If you accidentally drink water while fasting during Ramadan, your fast is still valid according to the majority of Islamic scholars. You simply stop drinking the moment you remember and continue your fast as normal. No makeup day is required, and there is no sin or penalty.

Why the Fast Still Counts

The ruling comes directly from a well-known hadith recorded in both Sahih al-Bukhari and Sahih Muslim. The Prophet Muhammad said: “If somebody eats or drinks forgetfully then he should complete his fast, for what he has eaten or drunk, has been given to him by Allah.” The phrasing is notable because it frames the accident not as a failure but as a provision from God. Additional narrations specifically reference Ramadan, stating that “whoever breaks his fast in the month of Ramadan out of forgetfulness is not required to make up the day and no expiation is needed.”

Three of the four major Sunni schools of jurisprudence, those of Abu Hanifah, al-Shafi’i, and Ahmad ibn Hanbal, agree that a fasting person who eats or drinks out of genuine forgetfulness keeps their fast intact regardless of how much they consumed. The amount doesn’t matter. Whether you took a single sip or drank half a glass before catching yourself, the ruling is the same.

The Maliki Position Differs

The one exception among the major schools is the Maliki position. Imam Malik held that accidentally eating or drinking does break the fast, and the person would need to make up that day after Ramadan. However, no expiation (kaffarah) is required since it was unintentional. It’s worth noting that even within the Maliki tradition, the prominent scholar Imam al-Qurtubi preferred the majority opinion that accidental eating does not break the fast. If you follow the Maliki school, this is a question worth raising with a scholar you trust, since internal disagreement exists.

What to Do the Moment You Remember

The practical guidance is straightforward. The instant you realize you’re fasting, stop drinking. If water is still in your mouth, spit it out. Then carry on with your day as if nothing happened, because from a religious standpoint, nothing did.
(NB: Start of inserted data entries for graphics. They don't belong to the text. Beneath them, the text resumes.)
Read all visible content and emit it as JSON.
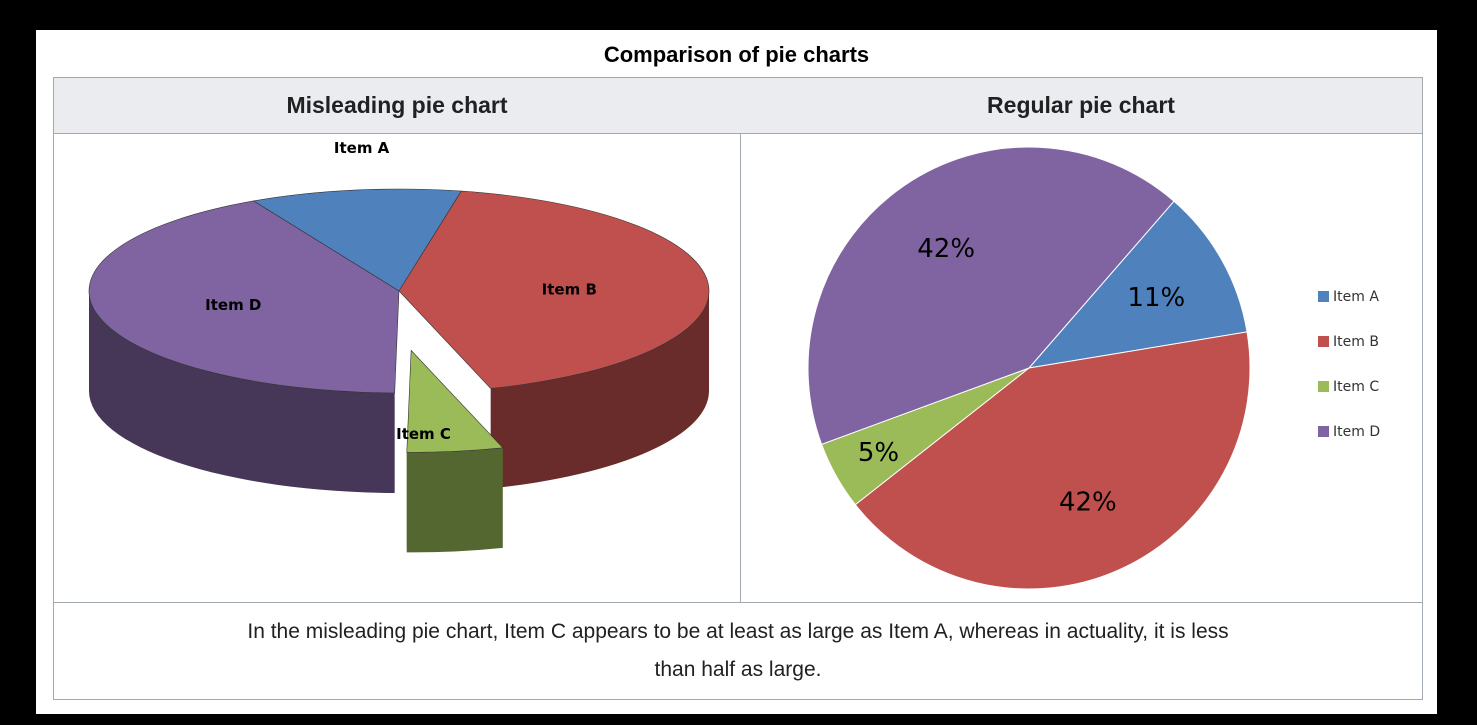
{
  "table_title": "Comparison of pie charts",
  "headers": {
    "left": "Misleading pie chart",
    "right": "Regular pie chart"
  },
  "caption": "In the misleading pie chart, Item C appears to be at least as large as Item A, whereas in actuality, it is less than half as large.",
  "colors": {
    "Item A": "#4f81bd",
    "Item B": "#c0504d",
    "Item C": "#9bbb59",
    "Item D": "#8064a2"
  },
  "chart_data": [
    {
      "type": "pie",
      "style": "3d-perspective",
      "labels": [
        "Item A",
        "Item B",
        "Item C",
        "Item D"
      ],
      "values": [
        11,
        42,
        5,
        42
      ],
      "exploded": [
        "Item C"
      ],
      "legend": "none",
      "data_labels": "category-names"
    },
    {
      "type": "pie",
      "style": "2d",
      "labels": [
        "Item A",
        "Item B",
        "Item C",
        "Item D"
      ],
      "values": [
        11,
        42,
        5,
        42
      ],
      "data_labels": [
        "11%",
        "42%",
        "5%",
        "42%"
      ],
      "legend": "right",
      "legend_entries": [
        "Item A",
        "Item B",
        "Item C",
        "Item D"
      ]
    }
  ]
}
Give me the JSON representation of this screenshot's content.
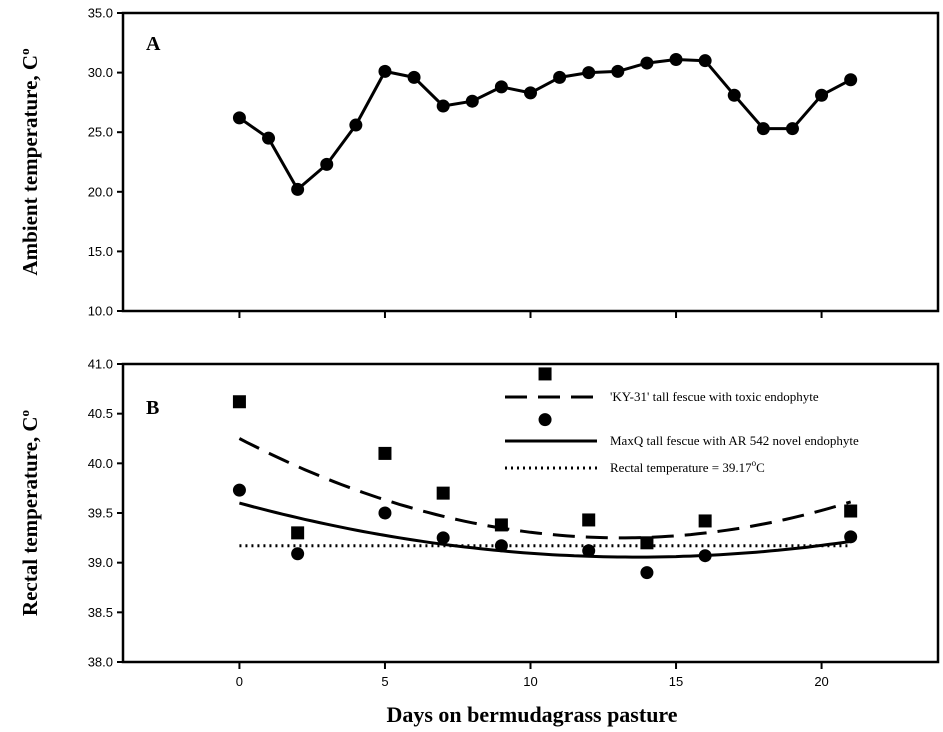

The key distinction scholars draw is between forgetfulness and carelessness. If water accidentally enters your throat while rinsing your mouth during ablution (wudu) or while bathing, your fast remains valid because it was unintentional. But if you could have prevented something from reaching your throat and simply didn’t bother, the fast may be invalidated because that crosses from genuine accident into negligence. The test is whether you truly forgot or whether you were just not being careful.

Accidental Swallowing During Wudu

A common situation during Ramadan involves swallowing small amounts of water while performing ablution, particularly during the mouth-rinsing step. Most scholars recommend being more cautious with rinsing during fasting hours. You don’t need to avoid rinsing your mouth entirely, but you should avoid gargling deeply or swishing water aggressively toward the back of your throat. If a small amount slips down despite reasonable care, the majority view treats this the same as any other accidental ingestion: the fast holds.

Elderly Fasting and Repeated Forgetfulness

For older adults or people with cognitive decline, forgetting the fast can happen more than once in a single day. Islamic scholars generally maintain that Ramadan fasting is not mandatory for elderly individuals in poor health. The religion provides an alternative called fidyah, a charitable payment (typically feeding one person in need for each missed day) that replaces the obligation to fast when someone’s condition makes fasting unsafe or impractical. If an elderly family member keeps forgetting they are fasting and eating or drinking repeatedly, this may be a sign that fasting is placing too great a burden on them, and the exemption exists precisely for situations like this.

Does a Sip of Water Affect Your Body?

From a purely physical standpoint, a small accidental sip of water has essentially no measurable effect on your fasting state. During a full day of fasting, your body shifts into a metabolic mode where insulin drops significantly and your system begins producing ketone bodies for energy. These changes happen gradually over hours. A few milliliters of plain water contain zero calories and do not trigger an insulin response, so the metabolic processes already underway in your body continue uninterrupted. Your physical fast, not just your religious one, remains functionally intact.